IAM, a purely organizational task

Identity- & Access Management (IAM) quite often is regarded as just another part of information security management (ISM).

Information Security management in turn often suffers from its not totally positive reputation. Well, everybody agrees that some level of Information Security seems to be necessary after all. But on the other hand we have to carry the heavy burden of high cost and key person effort. Most often no one in the corporation is able to prove with reasonable certainty to what degree it contributes to the corporate success. On the other hand everyone can feel in his daily life that strict security measures slow down the affected activities and introduce inconveniences. Moreover vendors in the Information security arena tend to sell their products via the fear factor – putting unsavoury pressure on the top management.

Oh my god, not a very pleasant situation – for IAM as well.

But wait a minute, there is a solution – no, even two of them.
    First of all there is a way to tie Information security measures to the corporate success – if done right on top of a delivering OpsRisk (see my previous post:

    Second, who said IAM is integral part of ISM? Well, IT needs to implement IAM controls in order to maintain a certain security level. There is some operational pressure to be felt in the IT being the last element of the chain. “Ok, if you need it fix it. Don’t bother us with such trivial down to earth tasks. We have to keep the business running after all!” might be a typical response from the other department. So again the big finger points at the poor IT people. They are in charge now; they have to carry the burden. And quite often they fail.
But why not IT?

IT people most often are technical people. When they think of IAM they think of implementing an IAM system.
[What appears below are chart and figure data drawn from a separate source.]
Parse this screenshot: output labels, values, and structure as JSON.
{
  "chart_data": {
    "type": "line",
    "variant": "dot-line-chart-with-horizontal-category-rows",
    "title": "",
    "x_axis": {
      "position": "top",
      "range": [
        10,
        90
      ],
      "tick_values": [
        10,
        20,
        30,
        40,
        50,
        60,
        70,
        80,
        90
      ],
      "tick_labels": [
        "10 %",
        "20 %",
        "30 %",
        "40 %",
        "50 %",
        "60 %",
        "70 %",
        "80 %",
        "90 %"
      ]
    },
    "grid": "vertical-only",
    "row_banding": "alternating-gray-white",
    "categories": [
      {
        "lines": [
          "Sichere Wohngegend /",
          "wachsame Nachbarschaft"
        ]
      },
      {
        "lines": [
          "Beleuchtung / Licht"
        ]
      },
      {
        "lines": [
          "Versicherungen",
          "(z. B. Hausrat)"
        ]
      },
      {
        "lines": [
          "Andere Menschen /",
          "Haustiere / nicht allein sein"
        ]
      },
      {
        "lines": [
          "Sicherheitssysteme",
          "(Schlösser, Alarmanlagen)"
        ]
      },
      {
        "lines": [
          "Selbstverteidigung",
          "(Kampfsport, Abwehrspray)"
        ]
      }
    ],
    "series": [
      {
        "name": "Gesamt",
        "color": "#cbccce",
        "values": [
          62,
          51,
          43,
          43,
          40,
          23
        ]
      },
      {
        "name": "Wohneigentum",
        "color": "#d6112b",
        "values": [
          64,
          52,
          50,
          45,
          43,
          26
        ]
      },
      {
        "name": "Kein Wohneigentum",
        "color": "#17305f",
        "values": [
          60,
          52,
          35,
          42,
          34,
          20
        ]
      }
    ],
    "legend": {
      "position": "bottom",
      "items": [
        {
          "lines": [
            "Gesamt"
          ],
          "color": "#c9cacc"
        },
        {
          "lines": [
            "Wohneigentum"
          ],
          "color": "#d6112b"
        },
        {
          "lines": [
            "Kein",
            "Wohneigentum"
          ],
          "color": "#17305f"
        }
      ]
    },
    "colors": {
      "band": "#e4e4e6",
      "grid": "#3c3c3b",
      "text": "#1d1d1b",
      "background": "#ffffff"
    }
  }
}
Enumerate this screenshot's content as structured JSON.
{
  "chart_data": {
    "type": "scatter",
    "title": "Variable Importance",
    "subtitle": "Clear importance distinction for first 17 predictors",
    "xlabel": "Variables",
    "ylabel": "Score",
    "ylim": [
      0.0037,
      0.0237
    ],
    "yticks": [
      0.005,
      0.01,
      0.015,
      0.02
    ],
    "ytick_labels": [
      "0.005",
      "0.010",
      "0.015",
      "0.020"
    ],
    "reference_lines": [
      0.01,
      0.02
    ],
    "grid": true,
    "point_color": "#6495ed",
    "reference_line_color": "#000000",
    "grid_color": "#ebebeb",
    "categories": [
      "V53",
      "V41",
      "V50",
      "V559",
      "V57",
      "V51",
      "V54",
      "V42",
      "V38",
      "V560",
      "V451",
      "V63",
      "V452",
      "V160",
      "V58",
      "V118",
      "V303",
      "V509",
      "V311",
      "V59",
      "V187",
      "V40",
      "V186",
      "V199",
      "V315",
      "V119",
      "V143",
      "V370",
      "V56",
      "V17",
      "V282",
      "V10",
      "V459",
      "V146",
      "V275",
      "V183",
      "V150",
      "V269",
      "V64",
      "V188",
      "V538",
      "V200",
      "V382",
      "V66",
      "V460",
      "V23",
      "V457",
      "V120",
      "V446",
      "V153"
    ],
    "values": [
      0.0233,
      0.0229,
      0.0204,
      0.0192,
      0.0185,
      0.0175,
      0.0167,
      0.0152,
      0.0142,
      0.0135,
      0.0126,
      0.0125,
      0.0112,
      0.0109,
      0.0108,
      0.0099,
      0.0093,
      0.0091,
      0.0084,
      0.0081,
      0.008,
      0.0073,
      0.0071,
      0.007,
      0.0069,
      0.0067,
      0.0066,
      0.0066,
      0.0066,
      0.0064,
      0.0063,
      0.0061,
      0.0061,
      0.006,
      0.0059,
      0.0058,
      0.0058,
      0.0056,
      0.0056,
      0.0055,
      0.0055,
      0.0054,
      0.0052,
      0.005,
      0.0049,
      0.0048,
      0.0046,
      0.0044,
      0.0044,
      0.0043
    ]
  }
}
And more often than not IAM projects start exactly that way – looking for a system to solve the problem. And now the trouble starts. Having a closer look to the distribution of the efforts we can easily recognise, that the major part is sunk in processes, roles & rules, policies and responsibilities – pure organisational stuff.

But who is mandated to (re-) organize to corporation? Most often IT is not in charge to tailor and optimize business processes, define roles of process actors and issue business policies. If so, who then is?
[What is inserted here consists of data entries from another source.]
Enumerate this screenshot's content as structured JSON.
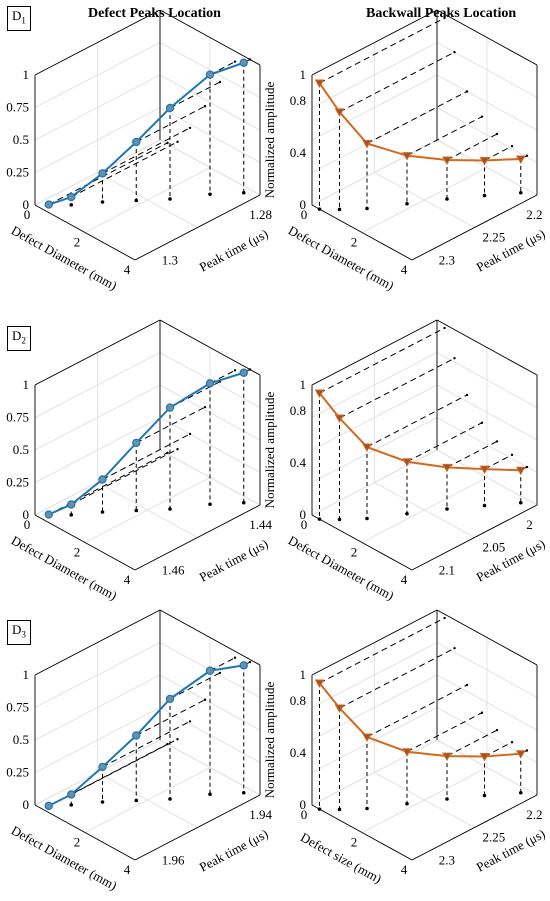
{
  "titles": {
    "left": "Defect Peaks Location",
    "right": "Backwall Peaks Location"
  },
  "row_labels": [
    {
      "main": "D",
      "sub": "1"
    },
    {
      "main": "D",
      "sub": "2"
    },
    {
      "main": "D",
      "sub": "3"
    }
  ],
  "colors": {
    "defect": "#1f77b4",
    "backwall": "#d2691e",
    "axis": "#000000",
    "grid": "#dddddd"
  },
  "chart_data": [
    {
      "type": "line3d",
      "row": "D1",
      "column": "Defect Peaks Location",
      "xlabel": "Defect Diameter (mm)",
      "ylabel": "Peak time (μs)",
      "zlabel": "Normalized amplitude",
      "x_ticks": [
        "0",
        "2",
        "4"
      ],
      "y_ticks": [
        "1.3",
        "1.28"
      ],
      "z_ticks": [
        "0",
        "0.25",
        "0.5",
        "0.75",
        "1"
      ],
      "xlim": [
        0,
        4
      ],
      "zlim": [
        0,
        1
      ],
      "series": [
        {
          "marker": "circle",
          "x": [
            0.3,
            0.7,
            1.2,
            1.8,
            2.4,
            3.0,
            3.6
          ],
          "y": [
            0.05,
            0.15,
            0.3,
            0.45,
            0.6,
            0.8,
            0.95
          ],
          "z": [
            0.01,
            0.06,
            0.22,
            0.45,
            0.7,
            0.92,
            1.0
          ]
        }
      ]
    },
    {
      "type": "line3d",
      "row": "D1",
      "column": "Backwall Peaks Location",
      "xlabel": "Defect Diameter (mm)",
      "ylabel": "Peak time (μs)",
      "zlabel": "Normalized amplitude",
      "x_ticks": [
        "0",
        "2",
        "4"
      ],
      "y_ticks": [
        "2.3",
        "2.25",
        "2.2"
      ],
      "z_ticks": [
        "0",
        "0.4",
        "0.8",
        "1"
      ],
      "xlim": [
        0,
        4
      ],
      "zlim": [
        0,
        1
      ],
      "series": [
        {
          "marker": "triangle",
          "x": [
            0.3,
            0.7,
            1.2,
            1.8,
            2.4,
            3.0,
            3.6
          ],
          "y": [
            0.0,
            0.08,
            0.2,
            0.4,
            0.6,
            0.78,
            0.95
          ],
          "z": [
            0.97,
            0.75,
            0.5,
            0.37,
            0.3,
            0.27,
            0.26
          ]
        }
      ]
    },
    {
      "type": "line3d",
      "row": "D2",
      "column": "Defect Peaks Location",
      "xlabel": "Defect Diameter (mm)",
      "ylabel": "Peak time (μs)",
      "zlabel": "Normalized amplitude",
      "x_ticks": [
        "0",
        "2",
        "4"
      ],
      "y_ticks": [
        "1.46",
        "1.44"
      ],
      "z_ticks": [
        "0",
        "0.25",
        "0.5",
        "0.75",
        "1"
      ],
      "xlim": [
        0,
        4
      ],
      "zlim": [
        0,
        1
      ],
      "series": [
        {
          "marker": "circle",
          "x": [
            0.3,
            0.7,
            1.2,
            1.8,
            2.4,
            3.0,
            3.6
          ],
          "y": [
            0.05,
            0.15,
            0.3,
            0.45,
            0.6,
            0.8,
            0.95
          ],
          "z": [
            0.01,
            0.08,
            0.25,
            0.52,
            0.78,
            0.93,
            1.0
          ]
        }
      ]
    },
    {
      "type": "line3d",
      "row": "D2",
      "column": "Backwall Peaks Location",
      "xlabel": "Defect Diameter (mm)",
      "ylabel": "Peak time (μs)",
      "zlabel": "Normalized amplitude",
      "x_ticks": [
        "0",
        "2",
        "4"
      ],
      "y_ticks": [
        "2.1",
        "2.05",
        "2"
      ],
      "z_ticks": [
        "0",
        "0.4",
        "0.8",
        "1"
      ],
      "xlim": [
        0,
        4
      ],
      "zlim": [
        0,
        1
      ],
      "series": [
        {
          "marker": "triangle",
          "x": [
            0.3,
            0.7,
            1.2,
            1.8,
            2.4,
            3.0,
            3.6
          ],
          "y": [
            0.0,
            0.08,
            0.2,
            0.4,
            0.6,
            0.78,
            0.95
          ],
          "z": [
            0.97,
            0.78,
            0.55,
            0.4,
            0.32,
            0.28,
            0.25
          ]
        }
      ]
    },
    {
      "type": "line3d",
      "row": "D3",
      "column": "Defect Peaks Location",
      "xlabel": "Defect Diameter (mm)",
      "ylabel": "Peak time (μs)",
      "zlabel": "Normalized amplitude",
      "x_ticks": [
        "2",
        "4"
      ],
      "y_ticks": [
        "1.96",
        "1.94"
      ],
      "z_ticks": [
        "0",
        "0.25",
        "0.5",
        "0.75",
        "1"
      ],
      "xlim": [
        0,
        4
      ],
      "zlim": [
        0,
        1
      ],
      "series": [
        {
          "marker": "circle",
          "x": [
            0.3,
            0.7,
            1.2,
            1.8,
            2.4,
            3.0,
            3.6
          ],
          "y": [
            0.05,
            0.15,
            0.3,
            0.45,
            0.6,
            0.8,
            0.95
          ],
          "z": [
            0.0,
            0.08,
            0.27,
            0.5,
            0.77,
            0.95,
            0.98
          ]
        }
      ]
    },
    {
      "type": "line3d",
      "row": "D3",
      "column": "Backwall Peaks Location",
      "xlabel": "Defect size (mm)",
      "ylabel": "Peak time (μs)",
      "zlabel": "Normalized amplitude",
      "x_ticks": [
        "0",
        "2",
        "4"
      ],
      "y_ticks": [
        "2.3",
        "2.25",
        "2.2"
      ],
      "z_ticks": [
        "0",
        "0.4",
        "0.8",
        "1"
      ],
      "xlim": [
        0,
        4
      ],
      "zlim": [
        0,
        1
      ],
      "series": [
        {
          "marker": "triangle",
          "x": [
            0.3,
            0.7,
            1.2,
            1.8,
            2.4,
            3.0,
            3.6
          ],
          "y": [
            0.0,
            0.08,
            0.2,
            0.4,
            0.6,
            0.78,
            0.95
          ],
          "z": [
            0.97,
            0.78,
            0.55,
            0.4,
            0.33,
            0.3,
            0.3
          ]
        }
      ]
    }
  ]
}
For me it was fun to ask this question again and again to different companies. Quite rarely I received a convincing answer.
  1. IT as pointed out most often is not mandated for corporate change.

  2. ISM has quite a narrow focus on Information Security. Well, it’s their job. But they will not be of much help to unleash IAMs true power as an enabler for business automation.

  3. HR could be regarded as the natural host for identities and their attributes. But HR people quite often don’t share this view. To make things worse they typically are not know for true real time behaviour but rather think in payment cycles.

  4. The business departments on the other hand tend to have a narrow focus on their LOB and the operational business. They don’t feel in charge for conceptual cross corporate activities.

  5. We found a better fit when it was assigned to the COO, Corporate governance, the corporate change function or similar high level cross company functions.
IT – unless mandated otherwise - you better focus solely on the implementation. Keep your fingers off the corporate change.

But in the majority of the corporations for some high level corporate functions there is still some homework to be done. May be they end up with a new function.